Huron Consulting, a company earning its bread and butter by helping other public companies file clean financial statements, is now restating its own financials back to 2006.

The company filed a Form 8-K with the Securities and Exchange Commission advising investors to look for new financial statements for 2006, 2007, 2008, and the first quarter of 2009. The company also replaced its chairman and CEO, Gary Holdren, with two new top officers who will split the job—George Massaro as chairman and James Roth as CEO.

Huron said the restatement will correct accounting related to four specific business acquisitions where payments received by sellers were “subsequently redistributed among themselves and to other select Huron employees.” The firm said the estimated impact on net income and EBITDA (earnings before interest, taxes, depreciation, and amortization) for all restated periods is $57 million.

Huron said the purchase agreements for the four acquisitions now under scrutiny involved earn-outs, or payments made over time contingent upon achieving certain performance targets. In its restatement announcement, the company said its Audit Committee recently learned that “the selling shareholders had an agreement among themselves to reallocate a portion of the earn-out payments to an employee of the company who was not a selling shareholder.” Huron said the sellers have recently amended their agreements related to these payments and anticipates that the non-cash compensation charges causing the restatement will not continue past July 31.

Huron didn’t identify the employee who received payments, nor did it provide any cause for Holdren’s departure.

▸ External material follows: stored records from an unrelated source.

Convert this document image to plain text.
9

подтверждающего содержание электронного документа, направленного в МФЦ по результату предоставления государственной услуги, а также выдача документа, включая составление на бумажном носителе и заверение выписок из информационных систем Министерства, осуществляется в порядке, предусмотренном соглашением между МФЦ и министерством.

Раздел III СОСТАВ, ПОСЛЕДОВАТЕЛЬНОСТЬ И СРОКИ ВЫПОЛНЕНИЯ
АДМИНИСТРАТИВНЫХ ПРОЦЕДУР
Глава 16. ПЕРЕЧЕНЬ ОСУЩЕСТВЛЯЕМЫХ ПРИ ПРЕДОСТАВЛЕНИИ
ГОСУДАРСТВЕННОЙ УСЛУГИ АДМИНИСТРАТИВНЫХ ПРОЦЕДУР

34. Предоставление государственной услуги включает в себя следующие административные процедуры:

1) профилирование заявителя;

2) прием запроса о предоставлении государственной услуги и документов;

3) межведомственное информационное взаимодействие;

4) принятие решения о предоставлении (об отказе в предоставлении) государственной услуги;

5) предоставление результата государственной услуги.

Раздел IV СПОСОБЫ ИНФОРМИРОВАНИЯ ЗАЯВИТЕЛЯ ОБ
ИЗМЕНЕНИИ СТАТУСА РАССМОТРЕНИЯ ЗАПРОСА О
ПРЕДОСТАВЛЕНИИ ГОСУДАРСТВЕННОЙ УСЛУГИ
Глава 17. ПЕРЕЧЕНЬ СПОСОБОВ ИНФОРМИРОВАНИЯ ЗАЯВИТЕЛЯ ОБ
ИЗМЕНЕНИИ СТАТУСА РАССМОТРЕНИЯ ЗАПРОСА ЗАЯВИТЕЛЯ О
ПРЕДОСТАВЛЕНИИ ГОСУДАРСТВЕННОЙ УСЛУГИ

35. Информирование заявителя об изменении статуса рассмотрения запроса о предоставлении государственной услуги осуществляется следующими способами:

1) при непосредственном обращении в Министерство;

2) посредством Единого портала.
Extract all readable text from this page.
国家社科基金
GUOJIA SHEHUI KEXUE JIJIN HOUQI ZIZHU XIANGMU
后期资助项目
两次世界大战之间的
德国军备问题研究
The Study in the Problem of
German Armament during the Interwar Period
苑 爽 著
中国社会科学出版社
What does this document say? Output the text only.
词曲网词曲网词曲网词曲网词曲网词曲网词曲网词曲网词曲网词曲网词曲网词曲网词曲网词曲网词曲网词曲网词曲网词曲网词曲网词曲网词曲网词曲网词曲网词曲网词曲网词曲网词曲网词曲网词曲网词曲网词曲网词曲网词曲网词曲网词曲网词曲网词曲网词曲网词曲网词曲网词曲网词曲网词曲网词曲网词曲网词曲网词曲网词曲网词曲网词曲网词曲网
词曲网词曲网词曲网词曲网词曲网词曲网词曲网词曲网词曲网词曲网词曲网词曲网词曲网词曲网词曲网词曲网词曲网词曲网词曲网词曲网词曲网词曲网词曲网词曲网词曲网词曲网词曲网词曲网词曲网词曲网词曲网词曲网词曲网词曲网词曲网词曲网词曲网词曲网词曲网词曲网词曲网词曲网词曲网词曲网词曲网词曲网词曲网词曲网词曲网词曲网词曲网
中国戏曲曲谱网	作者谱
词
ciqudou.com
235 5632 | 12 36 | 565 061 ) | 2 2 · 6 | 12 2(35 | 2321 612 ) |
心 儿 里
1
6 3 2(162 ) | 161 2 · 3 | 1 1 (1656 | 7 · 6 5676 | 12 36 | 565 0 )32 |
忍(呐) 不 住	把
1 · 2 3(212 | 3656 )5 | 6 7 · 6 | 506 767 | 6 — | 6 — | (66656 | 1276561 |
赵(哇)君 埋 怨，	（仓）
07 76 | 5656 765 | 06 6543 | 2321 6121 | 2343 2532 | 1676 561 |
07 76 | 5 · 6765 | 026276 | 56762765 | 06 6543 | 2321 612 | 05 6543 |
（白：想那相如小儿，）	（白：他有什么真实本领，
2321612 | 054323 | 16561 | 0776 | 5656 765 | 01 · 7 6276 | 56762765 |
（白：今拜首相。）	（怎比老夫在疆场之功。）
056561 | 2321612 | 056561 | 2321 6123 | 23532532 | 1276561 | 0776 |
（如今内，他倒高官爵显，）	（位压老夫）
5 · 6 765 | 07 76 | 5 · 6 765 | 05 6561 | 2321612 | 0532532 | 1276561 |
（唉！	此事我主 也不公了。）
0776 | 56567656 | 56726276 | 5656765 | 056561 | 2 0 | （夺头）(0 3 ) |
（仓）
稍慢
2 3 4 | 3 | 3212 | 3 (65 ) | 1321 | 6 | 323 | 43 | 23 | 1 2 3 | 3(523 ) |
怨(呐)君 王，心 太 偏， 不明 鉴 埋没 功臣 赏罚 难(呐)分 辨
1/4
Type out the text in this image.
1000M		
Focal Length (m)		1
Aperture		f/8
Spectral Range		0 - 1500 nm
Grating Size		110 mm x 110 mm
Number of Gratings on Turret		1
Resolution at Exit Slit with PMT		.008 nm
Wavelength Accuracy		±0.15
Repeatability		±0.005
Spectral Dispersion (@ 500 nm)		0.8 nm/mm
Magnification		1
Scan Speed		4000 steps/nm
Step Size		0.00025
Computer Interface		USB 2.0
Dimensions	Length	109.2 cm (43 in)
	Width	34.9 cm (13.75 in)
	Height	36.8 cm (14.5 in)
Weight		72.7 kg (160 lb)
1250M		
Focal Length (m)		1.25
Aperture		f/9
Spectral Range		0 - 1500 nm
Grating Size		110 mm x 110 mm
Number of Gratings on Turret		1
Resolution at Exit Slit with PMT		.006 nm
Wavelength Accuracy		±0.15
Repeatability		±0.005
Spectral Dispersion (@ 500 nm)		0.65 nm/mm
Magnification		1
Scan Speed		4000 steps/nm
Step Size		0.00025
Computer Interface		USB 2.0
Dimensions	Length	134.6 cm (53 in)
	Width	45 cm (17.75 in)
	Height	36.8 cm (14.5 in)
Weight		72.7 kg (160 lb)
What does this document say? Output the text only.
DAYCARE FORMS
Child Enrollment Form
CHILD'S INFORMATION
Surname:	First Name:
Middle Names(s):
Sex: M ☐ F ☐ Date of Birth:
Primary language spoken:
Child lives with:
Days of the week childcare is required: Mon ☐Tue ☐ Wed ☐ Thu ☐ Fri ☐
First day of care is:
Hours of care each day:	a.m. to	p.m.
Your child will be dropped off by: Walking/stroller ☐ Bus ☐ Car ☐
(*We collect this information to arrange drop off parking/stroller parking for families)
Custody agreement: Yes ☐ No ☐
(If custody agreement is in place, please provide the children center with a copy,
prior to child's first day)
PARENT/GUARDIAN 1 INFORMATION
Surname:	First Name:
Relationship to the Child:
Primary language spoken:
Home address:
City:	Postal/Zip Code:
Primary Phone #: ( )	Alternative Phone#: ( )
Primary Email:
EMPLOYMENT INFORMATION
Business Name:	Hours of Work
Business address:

Lynn Turner, managing director in forensic accounting at LECG, said Huron’s published statement suggests “there were some sort of kickback payments being made, which raises serious business and ethical questions.”

While every public company dreads the black eye that comes with a restatement, the blow to Huron could be harder than usual, said Turner. “Its product rests on the credibility and reliability of its people, and this action appears to call that into question,” Turner said.

Steve Quinlivan, an attorney with Leonard, Street and Deinard who focuses on mergers and acquisitions, said it’s not entirely clear whether there was an intention to deceive with respect to the earn-out agreements that just came to the audit committee’s attention. “It would seem a bit drastic to me if they did this behind Huron’s back and Huron did not know,” he said. “It is not one of the risks normally considered when you draft earn-out arrangements.”

Neither Huron nor its audit firm, PricewaterhouseCoopers, had any further comment on the restatement announcement.